Model X weighs 2300-2500 kilos

The best numbers I could find for the EU version of the Toyota Land Cruiser was

Empty mass: 2585 kg

What numbers were you using that you thought the Model X had a weight advantage?

Nevermind, I just figured out the Land Cruiser they are using is older than I initially thought. I think it may be a J120? That would be around 2,200 kg.

The batteries and electric motor in the tesla add alot of weight. And thats the main factor in who pulls who.why dont they pit it against a vehicle designed for pulling. Its a waste of time to pitt against vehicle thats designed to last forever and landcruisers arent designed for pulling. Maybe 4 wheeel drive tundra with weight equalized.

In my opinion this is not fair since electric cars have instant 100% of the rated torque. Add the slippery conditions and no way the Toyota could outpull the Tesla. Weight was not a factor.

Would so LOOOVE to strap that X to my 1996 Landcruiser rear bumper. (Locked front/center/rear differentials; 4.88 ring & pinions; 315/75/16 STT Pro rubber) No matter how it turned out, it would be a blast!

the vehicle weights are similar

Only natural if you have any undetstGovernor, our grandparents fought the Nazis w

Only to be expected even with just a basic understanding of physics. Also, since the dynamic coeficient of friction is lower than the static,if cars are equal on weight and torque, just keep your brakes on and when the other starts to skid, gently drive off towing them. Dont skid!!

Depends on the tires too.

That is a smaller LC than the one available in the US

It’s a Lexus GX but diesel.

Superior Torque.

I have a tow hitch on both my Chevy Volt and Tesla Roadster that I say is to tow a gas car to a station when they run out of gas.

But seriously my Volt has towed out ALiner camper over 14,000 miles through most of the hugest passes in the Rockies and Appalachians.

The Nokian tires probably helped, but my bet is on weight plus traction control. This contest will be won by the car whose tires (re)gain traction first. The Toyota’s software is probably optmized to compensate for gravity, not something activly pulling it back.

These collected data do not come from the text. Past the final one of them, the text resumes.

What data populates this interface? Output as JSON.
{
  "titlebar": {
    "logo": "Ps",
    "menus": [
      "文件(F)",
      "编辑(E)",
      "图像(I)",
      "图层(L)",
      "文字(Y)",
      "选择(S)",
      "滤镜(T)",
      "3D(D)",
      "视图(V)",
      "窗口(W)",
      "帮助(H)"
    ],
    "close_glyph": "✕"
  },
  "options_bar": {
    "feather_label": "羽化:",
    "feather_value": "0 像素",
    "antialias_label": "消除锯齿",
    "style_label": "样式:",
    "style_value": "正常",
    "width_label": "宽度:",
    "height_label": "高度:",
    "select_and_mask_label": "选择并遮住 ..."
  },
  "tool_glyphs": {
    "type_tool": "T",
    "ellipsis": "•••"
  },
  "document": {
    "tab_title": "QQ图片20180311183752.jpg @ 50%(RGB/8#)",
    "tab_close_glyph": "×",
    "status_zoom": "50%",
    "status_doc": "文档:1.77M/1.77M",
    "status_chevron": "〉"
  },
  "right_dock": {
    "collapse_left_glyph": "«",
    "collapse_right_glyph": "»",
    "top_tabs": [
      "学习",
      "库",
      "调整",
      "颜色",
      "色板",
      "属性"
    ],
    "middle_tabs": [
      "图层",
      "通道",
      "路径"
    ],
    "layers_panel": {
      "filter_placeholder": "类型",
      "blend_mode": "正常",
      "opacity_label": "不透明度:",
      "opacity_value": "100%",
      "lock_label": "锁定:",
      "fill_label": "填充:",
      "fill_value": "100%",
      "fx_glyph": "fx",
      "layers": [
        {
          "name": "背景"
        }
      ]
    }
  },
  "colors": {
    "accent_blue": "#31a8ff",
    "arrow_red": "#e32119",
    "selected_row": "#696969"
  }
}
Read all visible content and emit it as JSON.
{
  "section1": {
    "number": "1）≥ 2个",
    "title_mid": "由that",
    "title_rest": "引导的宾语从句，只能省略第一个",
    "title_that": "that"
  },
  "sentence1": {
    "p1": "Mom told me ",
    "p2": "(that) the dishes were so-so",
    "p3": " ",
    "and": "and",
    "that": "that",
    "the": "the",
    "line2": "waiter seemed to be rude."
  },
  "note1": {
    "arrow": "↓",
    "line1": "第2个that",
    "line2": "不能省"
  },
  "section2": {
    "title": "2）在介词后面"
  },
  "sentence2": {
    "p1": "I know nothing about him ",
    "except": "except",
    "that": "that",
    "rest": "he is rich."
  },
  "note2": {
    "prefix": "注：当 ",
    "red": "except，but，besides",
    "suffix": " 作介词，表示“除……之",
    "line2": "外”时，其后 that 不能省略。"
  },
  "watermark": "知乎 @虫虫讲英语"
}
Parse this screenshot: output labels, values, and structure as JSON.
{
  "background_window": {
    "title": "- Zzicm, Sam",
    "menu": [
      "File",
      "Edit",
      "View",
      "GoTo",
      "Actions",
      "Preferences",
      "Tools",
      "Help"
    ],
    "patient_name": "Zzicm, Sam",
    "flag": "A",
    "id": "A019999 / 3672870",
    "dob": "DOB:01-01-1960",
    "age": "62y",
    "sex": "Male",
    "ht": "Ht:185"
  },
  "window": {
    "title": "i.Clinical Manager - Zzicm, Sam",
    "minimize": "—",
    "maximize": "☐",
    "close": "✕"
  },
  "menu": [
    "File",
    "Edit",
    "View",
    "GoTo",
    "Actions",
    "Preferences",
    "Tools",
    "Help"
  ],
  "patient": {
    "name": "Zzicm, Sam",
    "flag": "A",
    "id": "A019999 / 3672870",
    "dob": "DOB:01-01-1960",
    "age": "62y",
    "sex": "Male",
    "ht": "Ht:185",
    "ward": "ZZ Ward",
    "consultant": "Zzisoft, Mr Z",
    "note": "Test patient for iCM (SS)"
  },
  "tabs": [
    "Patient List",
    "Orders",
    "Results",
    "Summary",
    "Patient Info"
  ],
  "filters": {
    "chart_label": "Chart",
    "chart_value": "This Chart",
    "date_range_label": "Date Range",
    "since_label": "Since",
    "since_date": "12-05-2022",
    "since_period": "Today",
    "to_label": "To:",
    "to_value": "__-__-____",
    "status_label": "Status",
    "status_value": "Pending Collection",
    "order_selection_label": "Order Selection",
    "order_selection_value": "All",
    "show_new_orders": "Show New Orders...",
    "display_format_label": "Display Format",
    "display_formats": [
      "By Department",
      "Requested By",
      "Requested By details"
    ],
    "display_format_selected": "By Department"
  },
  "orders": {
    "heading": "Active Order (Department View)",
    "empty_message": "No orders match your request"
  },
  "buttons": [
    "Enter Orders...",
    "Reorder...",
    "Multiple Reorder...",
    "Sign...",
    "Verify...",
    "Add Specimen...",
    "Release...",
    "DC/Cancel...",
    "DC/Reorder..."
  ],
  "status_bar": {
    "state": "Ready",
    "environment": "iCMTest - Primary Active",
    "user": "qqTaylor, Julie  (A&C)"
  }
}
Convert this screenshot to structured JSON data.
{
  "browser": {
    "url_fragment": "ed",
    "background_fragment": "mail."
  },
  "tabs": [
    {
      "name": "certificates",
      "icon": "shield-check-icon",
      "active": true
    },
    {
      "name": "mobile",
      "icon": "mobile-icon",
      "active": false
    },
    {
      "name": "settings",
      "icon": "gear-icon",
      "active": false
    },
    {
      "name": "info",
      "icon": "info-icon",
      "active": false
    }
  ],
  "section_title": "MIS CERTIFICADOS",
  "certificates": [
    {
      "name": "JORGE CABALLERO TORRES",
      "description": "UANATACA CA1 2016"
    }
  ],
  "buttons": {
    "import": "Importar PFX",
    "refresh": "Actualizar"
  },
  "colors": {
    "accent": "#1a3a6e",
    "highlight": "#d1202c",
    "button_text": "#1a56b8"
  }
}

Center of gravity, weight, tires, and torque. Id like to see the tesla take a drive thru the bush, woods, swampy areas, and the mud hole. And go about 500,000 miles and keep going. Superior design for just that.

The purpose of this demo had all to do with horsepower and torque no the specific purpose of the vehicles. You digress or evade the point.

Nearly but you forget mass and coefficient of friction. You got it that power is irrelevant and we have to assume coefficient of friction is same for both so that just leaves mass, so the heaviest vehicle wins.

Danger of voiding the warranty is right!

Well seeing as a Tesla X is a CUV – doing this kind of a pull in excess of its rating is really asking for trouble. The way Tesla likes to really push its ratings (murmuring gearboxes, 30 amp relays for a 40 amp evse, very hot running 14-50 attachment plugs), I’d be in fear of PULLING THE CAR APART.

Then what would he have?

I don’t know what happened to my reply.I know more about physics than online digital.
So; coefficient of friction between tyre and surface (f)is key as is the mass of the vehicle. Unless there is some unnamed difference between the tyres “f” will be the same for both. This leaves the mass of the vehicles and torque, not power, at the wheel, as the only relevant factors.